Мы уже отмечали, что у Пушкина была удивительная способность общаться – с неподдельным интересом – с абсолютно разными людьми. Например, с двумя противоположными по характеру ровесниками, Кавериным и Чаадаевым (Александр от всех впитывал все самое интересное и полезное).
Тем не менее, будучи полярными по темпераменту и стилю поведения, Каверин и Чаадаев были достаточно близки по своим глобальным установкам. Но в этот петербургский период Пушкин будет активно общаться как с будущими декабристами – с меланхолическим Якушкиным, с нервным Каховским и со знаменитым бретером эпохи, благородным Михаилом Луниным[43], – так и с будущим долгосрочным военным министром России Александром Чернышевым и Алексеем Орловым[44], который в 1845 году сменит Бенкендорфа на посту начальника III отделения.
Общался Пушкин с Александром Чернышевым и Алексеем Орловым (несмотря на замечания Николая Тургенева)
у всех на виду, в театре.Как только в 1818 году Жуковский оседает в Санкт-Петербурге, Пушкин становится завсегдатаем его суббот, тем более что расстояние от дома, где снимал квартиру Жуковский (на углу Крюкова канала и Кашина моста/,
до дома, где жили Пушкины у Калинкина моста, не более полутора километров. Это одна и та же Коломна, Пушкин и Жуковский стали коломенскими братьями.
На Крюковом канале Пушкин зачитывал «Руслана и Людмилу» – по мере написания (мировые премьеры по субботам).
И это хотя бы минимально дисциплинировало поэта в его дерзкий, анархичный петербургский период.

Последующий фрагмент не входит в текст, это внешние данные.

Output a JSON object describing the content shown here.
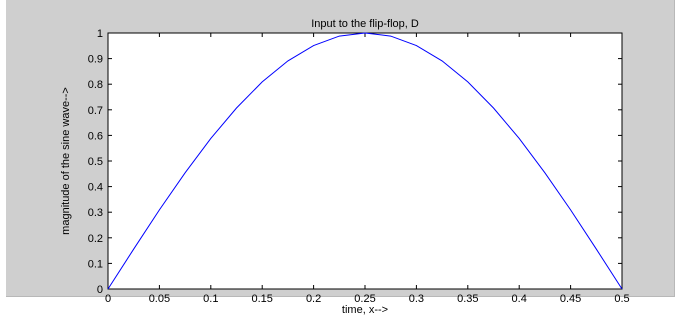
{
  "chart_data": {
    "type": "line",
    "title": "Input to the flip-flop, D",
    "xlabel": "time, x-->",
    "ylabel": "magnitude of the sine wave-->",
    "xlim": [
      0,
      0.5
    ],
    "ylim": [
      0,
      1
    ],
    "x_ticks": [
      0,
      0.05,
      0.1,
      0.15,
      0.2,
      0.25,
      0.3,
      0.35,
      0.4,
      0.45,
      0.5
    ],
    "x_tick_labels": [
      "0",
      "0.05",
      "0.1",
      "0.15",
      "0.2",
      "0.25",
      "0.3",
      "0.35",
      "0.4",
      "0.45",
      "0.5"
    ],
    "y_ticks": [
      0,
      0.1,
      0.2,
      0.3,
      0.4,
      0.5,
      0.6,
      0.7,
      0.8,
      0.9,
      1
    ],
    "y_tick_labels": [
      "0",
      "0.1",
      "0.2",
      "0.3",
      "0.4",
      "0.5",
      "0.6",
      "0.7",
      "0.8",
      "0.9",
      "1"
    ],
    "grid": false,
    "series": [
      {
        "color": "#0000ff",
        "x": [
          0,
          0.025,
          0.05,
          0.075,
          0.1,
          0.125,
          0.15,
          0.175,
          0.2,
          0.225,
          0.25,
          0.275,
          0.3,
          0.325,
          0.35,
          0.375,
          0.4,
          0.425,
          0.45,
          0.475,
          0.5
        ],
        "y": [
          0,
          0.156,
          0.309,
          0.454,
          0.588,
          0.707,
          0.809,
          0.891,
          0.951,
          0.988,
          1,
          0.988,
          0.951,
          0.891,
          0.809,
          0.707,
          0.588,
          0.454,
          0.309,
          0.156,
          0
        ]
      }
    ]
  }
}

Последние сцены поэмы Александр зачитал в Великую пятницу (как напишет Жуковский на подаренном Пушкину своем портрете) 26
марта 1820 года, но только уже в казенной квартире Василия Андреевича во флигеле Аничкова дворца – туда Жуковский переехал в конце 1819 года. В тот вечер Василий Андреевич был сражен наповал гением молодого поэта, сочинившего то, что никто еще никогда с такой легкостью и органичностью не писал на этом языке. Пораженный Жуковский вскочил – почти как Сергей Львович, прочитавший в газете о создании Царскосельского лицея, – и решил немедленно что-нибудь подарить молодому сверхчеловеку. Только вот специальной кладовой с подарками, как у царей, у Жуковского не было…– Пушкин, хочешь вазу? Не хочешь? Может, подсвечник? Опять не хочешь? Ты привередливый, Пушкин! Колонну бы подарил, но мне ее не вырвать, не Самсон я… о! Пушкин, я подарю тебе свой портрет! И спрашивать не буду – хочешь ты его или нет. Конечно, хочешь! Сейчас надпишу: «Победителю-ученику от побежденного – учителя…» —
Так пойдет, Пушкин? Нравится? «…в тот высокоторжественный день, в который он окончил свою поэму “Руслан и Людмила”. 1820, марта 26, Великая пятница».Этот портрет будет висеть в рабочем кабинете Пушкина на Мойке, 12, в его последней квартире. Висит он там и сейчас.
Два чтения Пушкиным своих произведений[45]
– это краеугольные события русской истории. Если учебник русской истории не содержит этих событий, то это неправильный учебник.Написав прекрасную большую поэму, Пушкин стал большим поэтом.
На грани фола. Или уже за гранью?
Если уж дерзить, то эпиграммами – коротко и жестко. Эпиграммы без Интернета и мобильной связи моментально разносились по крупным городам империи. И нередко перерастали в дуэли. Такие тексты должны быть максимально злыми и обидными (помните? – резкий выпад с воображением).
А дальше все зависит от чувства юмора и хладнокровия оппонентов…
Знакомство Пушкина осенью 1819 года на «чердаке» у Шаховского с Федором Толстым-Американцем плавно переросло в обмен злыми эпиграммами.
К счастью, дуэли в этом случае удалось избежать.
Той же осенью Пушкин пишет эпиграмму на Кюхельбекера со знаменитой фразой «и кюхельбекерно, и тошно».
Есть определенная вероятность, что за этим последовал вызов Вильгельмом Кюхельбекером Пушкина на дуэль, где Александр отличился еще и шуткой. Он обратился к Дельвигу, который почему-то был секундантом Кюхельбекера:– Дельвиг, встань на мое место, здесь безопаснее!
Кюхельбекер взбесился, рука дрогнула, он сделал пол-оборота и попал в фуражку Дельвигу. Пушкин со смехом отбросил свой пистолет.